Il faut s’en féliciter, la France est leader dans la construction d’une Europe puissante et souveraine. Elle a à cœur de défendre les intérêts de l’UE et a su jouer un rôle essentiel au cœur des crises, notamment, comme vous l’avez rappelé, pour le plan de relance Next Generation EU.
Je veux désormais m’adresser à M. Durox. Vous me peinez, monsieur le sénateur, car vous cachez à vos électeurs les enjeux auxquels nous devons faire face, qui ont été maintes fois rappelés : menaces russes, ingérence chinoise, repli possible des États-Unis. Il est évident que l’Union européenne nous apporte des bénéfices en matière de sécurité, car la défense ne peut être que nationale.
Nous retirons également des bénéfices en matière commerciale – à 440 millions de citoyens, nous sommes bien plus forts qu’à 60 millions –, ainsi qu’en matière de climat, la transition énergétique ne pouvant pas se faire isolément, car elle serait à la fois plus difficile et plus coûteuse. Et il y aurait tant d’autres bienfaits de l’Europe à énumérer. Comme l’a dit M. le sénateur Capus, l’Europe est un levier pour nous rendre plus forts, plus souverains et plus puissants.
M. Joshua Hochart s ’ exclame.
En conclusion, je me réjouis que l’examen de notre contribution au budget européen soit l’occasion d’avoir ce débat démocratique sur les priorités européennes et sur la manière dont la France entend y répondre et y contribuer.
Applaudissements sur les travées du groupe RDPI. – M. Emmanuel Capus applaudit également.
Le montant du prélèvement effectué sur les recettes de l’État au titre de la participation de la France au budget de l’Union européenne est évalué pour l’exercice 2024 à 21 609 624 014 €.
L ’ article 33 est adopté.
Mes chers collègues, par lettre en date de ce jour, le Gouvernement demande l’inscription à l’ordre du jour du lundi 18 décembre, sous réserve de sa transmission par l’Assemblée nationale, de la proposition de loi visant à prolonger en 2024 l’utilisation des titres-restaurant pour des achats de produits alimentaires non directement consommables.

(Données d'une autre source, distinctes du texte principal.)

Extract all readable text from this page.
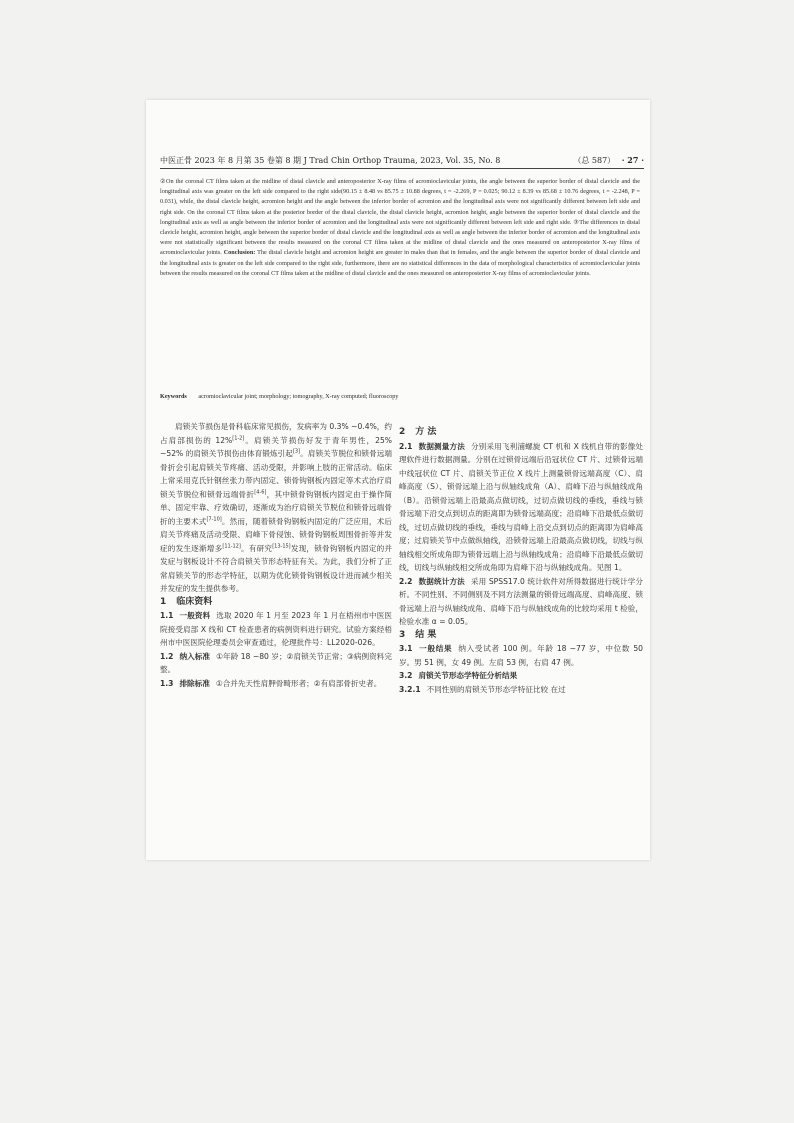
中医正骨 2023 年 8 月第 35 卷第 8 期 J Trad Chin Orthop Trauma, 2023, Vol. 35, No. 8	（总 587） · 27 ·
②On the coronal CT films taken at the midline of distal clavicle and anteroposterior X-ray films of acromioclavicular joints, the angle between the superior border of distal clavicle and the longitudinal axis was greater on the left side compared to the right side(90.15 ± 8.48 vs 85.75 ± 10.88 degrees, t = -2.269, P = 0.025; 90.12 ± 8.39 vs 85.68 ± 10.76 degrees, t = -2.248, P = 0.031), while, the distal clavicle height, acromion height and the angle between the inferior border of acromion and the longitudinal axis were not significantly different between left side and right side. On the coronal CT films taken at the posterior border of the distal clavicle, the distal clavicle height, acromion height, angle between the superior border of distal clavicle and the longitudinal axis as well as angle between the inferior border of acromion and the longitudinal axis were not significantly different between left side and right side. ③The differences in distal clavicle height, acromion height, angle between the superior border of distal clavicle and the longitudinal axis as well as angle between the inferior border of acromion and the longitudinal axis were not statistically significant between the results measured on the coronal CT films taken at the midline of distal clavicle and the ones measured on anteroposterior X-ray films of acromioclavicular joints. Conclusion: The distal clavicle height and acromion height are greater in males than that in females, and the angle between the superior border of distal clavicle and the longitudinal axis is greater on the left side compared to the right side, furthermore, there are no statistical differences in the data of morphological characteristics of acromioclavicular joints between the results measured on the coronal CT films taken at the midline of distal clavicle and the ones measured on anteroposterior X-ray films of acromioclavicular joints.
Keywords acromioclavicular joint; morphology; tomography, X-ray computed; fluoroscopy

肩锁关节损伤是骨科临床常见损伤，发病率为 0.3% ~0.4%，约占肩部损伤的 12%[1-2]。肩锁关节损伤好发于青年男性，25% ~52% 的肩锁关节损伤由体育锻炼引起[3]。肩锁关节脱位和锁骨远端骨折会引起肩锁关节疼痛、活动受限，并影响上肢的正常活动。临床上常采用克氏针钢丝张力带内固定、锁骨钩钢板内固定等术式治疗肩锁关节脱位和锁骨远端骨折[4-6]，其中锁骨钩钢板内固定由于操作简单、固定牢靠、疗效确切，逐渐成为治疗肩锁关节脱位和锁骨远端骨折的主要术式[7-10]。然而，随着锁骨钩钢板内固定的广泛应用，术后肩关节疼痛及活动受限、肩峰下骨侵蚀、锁骨钩钢板周围骨折等并发症的发生逐渐增多[11-12]。有研究[13-15]发现，锁骨钩钢板内固定的并发症与钢板设计不符合肩锁关节形态特征有关。为此，我们分析了正常肩锁关节的形态学特征，以期为优化锁骨钩钢板设计进而减少相关并发症的发生提供参考。

1 临床资料

1.1 一般资料 选取 2020 年 1 月至 2023 年 1 月在梧州市中医医院接受肩部 X 线和 CT 检查患者的病例资料进行研究。试验方案经梧州市中医医院伦理委员会审查通过，伦理批件号：LL2020-026。

1.2 纳入标准 ①年龄 18 ~80 岁；②肩锁关节正常；③病例资料完整。

1.3 排除标准 ①合并先天性肩胛骨畸形者；②有肩部骨折史者。

2 方 法

2.1 数据测量方法 分别采用飞利浦螺旋 CT 机和 X 线机自带的影像处理软件进行数据测量。分别在过锁骨远端后沿冠状位 CT 片、过锁骨远端中线冠状位 CT 片、肩锁关节正位 X 线片上测量锁骨远端高度（C）、肩峰高度（S）、锁骨远端上沿与纵轴线成角（A）、肩峰下沿与纵轴线成角（B）。沿锁骨远端上沿最高点做切线，过切点做切线的垂线，垂线与锁骨远端下沿交点到切点的距离即为锁骨远端高度；沿肩峰下沿最低点做切线，过切点做切线的垂线，垂线与肩峰上沿交点到切点的距离即为肩峰高度；过肩锁关节中点做纵轴线，沿锁骨远端上沿最高点做切线，切线与纵轴线相交所成角即为锁骨远端上沿与纵轴线成角；沿肩峰下沿最低点做切线，切线与纵轴线相交所成角即为肩峰下沿与纵轴线成角。见图 1。

2.2 数据统计方法 采用 SPSS17.0 统计软件对所得数据进行统计学分析。不同性别、不同侧别及不同方法测量的锁骨远端高度、肩峰高度、锁骨远端上沿与纵轴线成角、肩峰下沿与纵轴线成角的比较均采用 t 检验，检验水准 α = 0.05。

3 结 果

3.1 一般结果 纳入受试者 100 例。年龄 18 ~77 岁，中位数 50 岁。男 51 例，女 49 例。左肩 53 例，右肩 47 例。

3.2 肩锁关节形态学特征分析结果

3.2.1 不同性别的肩锁关节形态学特征比较 在过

Il demande également l’inversion de l’ordre d’examen de la lecture des conclusions de la commission mixte paritaire sur la proposition visant à revaloriser le métier de secrétaire de mairie et de celle sur la proposition de loi visant à améliorer l’accès aux soins par l’engagement territorial des professionnels, prévues le même jour.

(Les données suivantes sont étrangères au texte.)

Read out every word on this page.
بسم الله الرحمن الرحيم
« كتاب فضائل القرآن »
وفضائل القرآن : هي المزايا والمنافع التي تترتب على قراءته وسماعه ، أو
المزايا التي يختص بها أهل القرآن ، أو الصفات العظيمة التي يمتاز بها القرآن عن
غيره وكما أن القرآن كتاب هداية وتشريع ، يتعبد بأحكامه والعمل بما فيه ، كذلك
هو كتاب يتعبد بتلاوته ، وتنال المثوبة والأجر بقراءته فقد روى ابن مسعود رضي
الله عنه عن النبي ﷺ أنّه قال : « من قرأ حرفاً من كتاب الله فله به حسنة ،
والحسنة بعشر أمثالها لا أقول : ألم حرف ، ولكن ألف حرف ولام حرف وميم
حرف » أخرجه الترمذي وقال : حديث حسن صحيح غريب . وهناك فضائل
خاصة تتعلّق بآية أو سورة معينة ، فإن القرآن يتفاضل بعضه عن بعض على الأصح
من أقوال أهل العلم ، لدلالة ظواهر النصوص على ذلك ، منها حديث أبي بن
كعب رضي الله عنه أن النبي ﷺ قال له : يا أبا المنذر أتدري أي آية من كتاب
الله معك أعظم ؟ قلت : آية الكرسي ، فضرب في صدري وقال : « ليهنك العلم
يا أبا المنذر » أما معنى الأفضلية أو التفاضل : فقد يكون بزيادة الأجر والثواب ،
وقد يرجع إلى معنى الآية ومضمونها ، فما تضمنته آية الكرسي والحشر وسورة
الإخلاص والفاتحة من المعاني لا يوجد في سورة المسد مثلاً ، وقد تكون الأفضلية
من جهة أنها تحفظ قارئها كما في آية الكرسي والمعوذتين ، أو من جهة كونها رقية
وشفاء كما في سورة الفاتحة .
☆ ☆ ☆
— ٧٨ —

En outre, il complète l’ordre du jour du jeudi 21 décembre le matin, avec l’inscription, sous réserve de leur dépôt, de la lecture des conclusions de la commission mixte paritaire ou de la nouvelle lecture sur la proposition de loi relative au titre-restaurant.
Acte est donné de cette demande.
En conséquence, pour ce texte, nous pourrions fixer le délai limite pour le dépôt des amendements en séance le vendredi 15 décembre à douze heures et le délai limite d’inscription des orateurs dans la discussion générale sur ce texte le même jour à quinze heures.

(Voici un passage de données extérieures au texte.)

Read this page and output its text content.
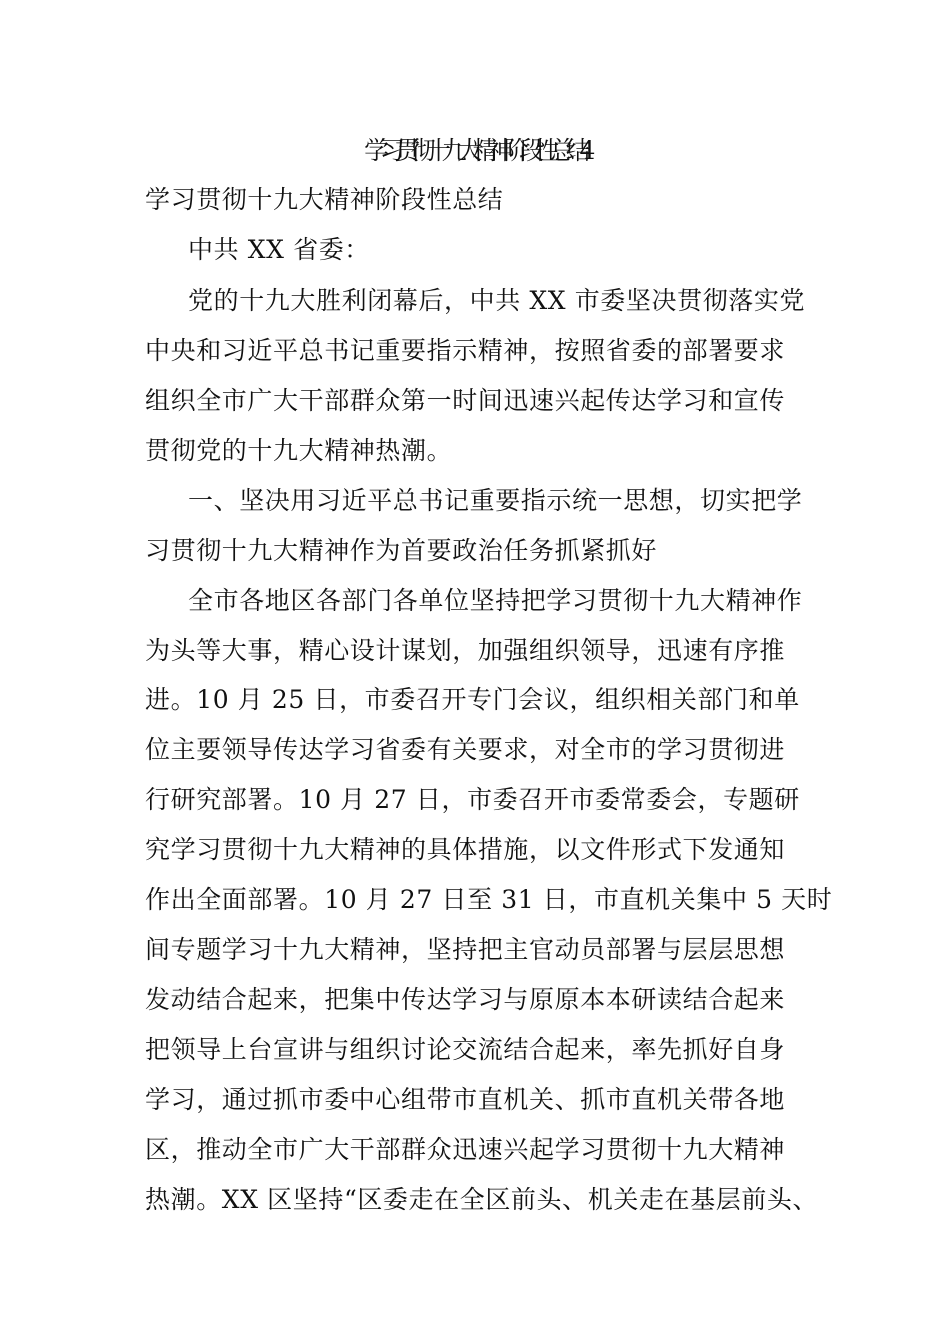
学习贯彻十九大精神阶段性总结 4
学习贯彻十九大精神阶段性总结
中共 XX 省委：
党的十九大胜利闭幕后，中共 XX 市委坚决贯彻落实党
中央和习近平总书记重要指示精神，按照省委的部署要求
组织全市广大干部群众第一时间迅速兴起传达学习和宣传
贯彻党的十九大精神热潮。
一、坚决用习近平总书记重要指示统一思想，切实把学
习贯彻十九大精神作为首要政治任务抓紧抓好
全市各地区各部门各单位坚持把学习贯彻十九大精神作
为头等大事，精心设计谋划，加强组织领导，迅速有序推
进。10 月 25 日，市委召开专门会议，组织相关部门和单
位主要领导传达学习省委有关要求，对全市的学习贯彻进
行研究部署。10 月 27 日，市委召开市委常委会，专题研
究学习贯彻十九大精神的具体措施，以文件形式下发通知
作出全面部署。10 月 27 日至 31 日，市直机关集中 5 天时
间专题学习十九大精神，坚持把主官动员部署与层层思想
发动结合起来，把集中传达学习与原原本本研读结合起来
把领导上台宣讲与组织讨论交流结合起来，率先抓好自身
学习，通过抓市委中心组带市直机关、抓市直机关带各地
区，推动全市广大干部群众迅速兴起学习贯彻十九大精神
热潮。XX 区坚持“区委走在全区前头、机关走在基层前头、
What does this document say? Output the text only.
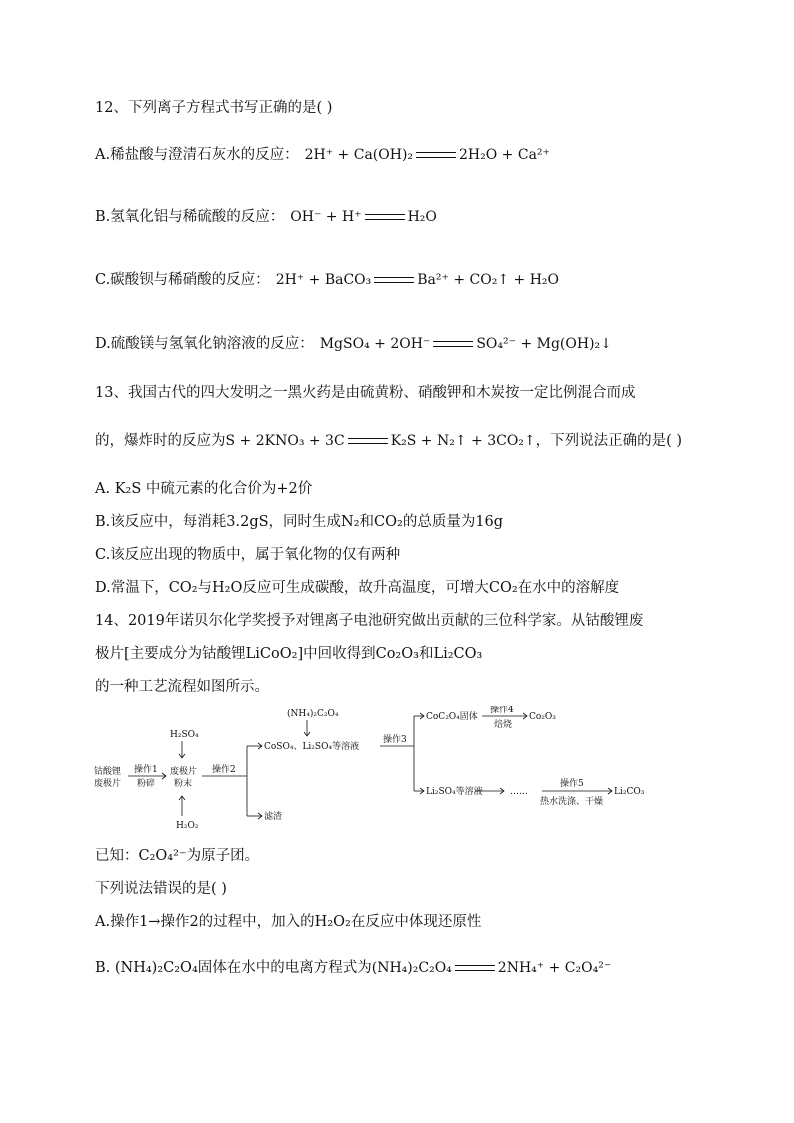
12、下列离子方程式书写正确的是( )
A.稀盐酸与澄清石灰水的反应： 2H⁺ + Ca(OH)₂	2H₂O + Ca²⁺
B.氢氧化铝与稀硫酸的反应： OH⁻ + H⁺	H₂O
C.碳酸钡与稀硝酸的反应： 2H⁺ + BaCO₃	Ba²⁺ + CO₂↑ + H₂O
D.硫酸镁与氢氧化钠溶液的反应： MgSO₄ + 2OH⁻	SO₄²⁻ + Mg(OH)₂↓
13、我国古代的四大发明之一黑火药是由硫黄粉、硝酸钾和木炭按一定比例混合而成
的，爆炸时的反应为S + 2KNO₃ + 3C	K₂S + N₂↑ + 3CO₂↑，下列说法正确的是( )
A. K₂S 中硫元素的化合价为+2价
B.该反应中，每消耗3.2gS，同时生成N₂和CO₂的总质量为16g
C.该反应出现的物质中，属于氧化物的仅有两种
D.常温下，CO₂与H₂O反应可生成碳酸，故升高温度，可增大CO₂在水中的溶解度
14、2019年诺贝尔化学奖授予对锂离子电池研究做出贡献的三位科学家。从钴酸锂废
极片[主要成分为钴酸锂LiCoO₂]中回收得到Co₂O₃和Li₂CO₃
的一种工艺流程如图所示。
钴酸锂
废极片
操作1
粉碎
H₂SO₄
废极片
粉末
H₂O₂
操作2
(NH₄)₂C₂O₄
CoSO₄、Li₂SO₄等溶液
滤渣
操作3
CoC₂O₄固体
操作4
焙烧
Co₂O₃
Li₂SO₄等溶液	……
操作5
热水洗涤、干燥
Li₂CO₃
已知：C₂O₄²⁻为原子团。
下列说法错误的是( )
A.操作1→操作2的过程中，加入的H₂O₂在反应中体现还原性
B. (NH₄)₂C₂O₄固体在水中的电离方程式为(NH₄)₂C₂O₄	2NH₄⁺ + C₂O₄²⁻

Par ailleurs, les explications de vote et le vote sur la proposition de loi visant à prolonger en 2024 le dispositif exceptionnel d’utilisation des titres-restaurants pour soutenir le pouvoir d’achat seraient retirés de l’ordre du jour du mardi 12 décembre.
Y a-t-il des observations ?…
Il en est ainsi décidé.
Voici quel sera l’ordre du jour de la prochaine séance publique, précédemment fixée à demain, vendredi 24 novembre 2023 :
À seize heures et le soir :
Suite du projet de loi de finances pour 2024, considéré comme adopté par l’Assemblée nationale en application de l’article 49, alinéa 3, de la Constitution (texte n° 127, 2023-2024) ;
Suite de l’examen des articles de la première partie.
Personne ne demande la parole ?…
La séance est levée.
La séance est levée à dix-neuf heures quarante.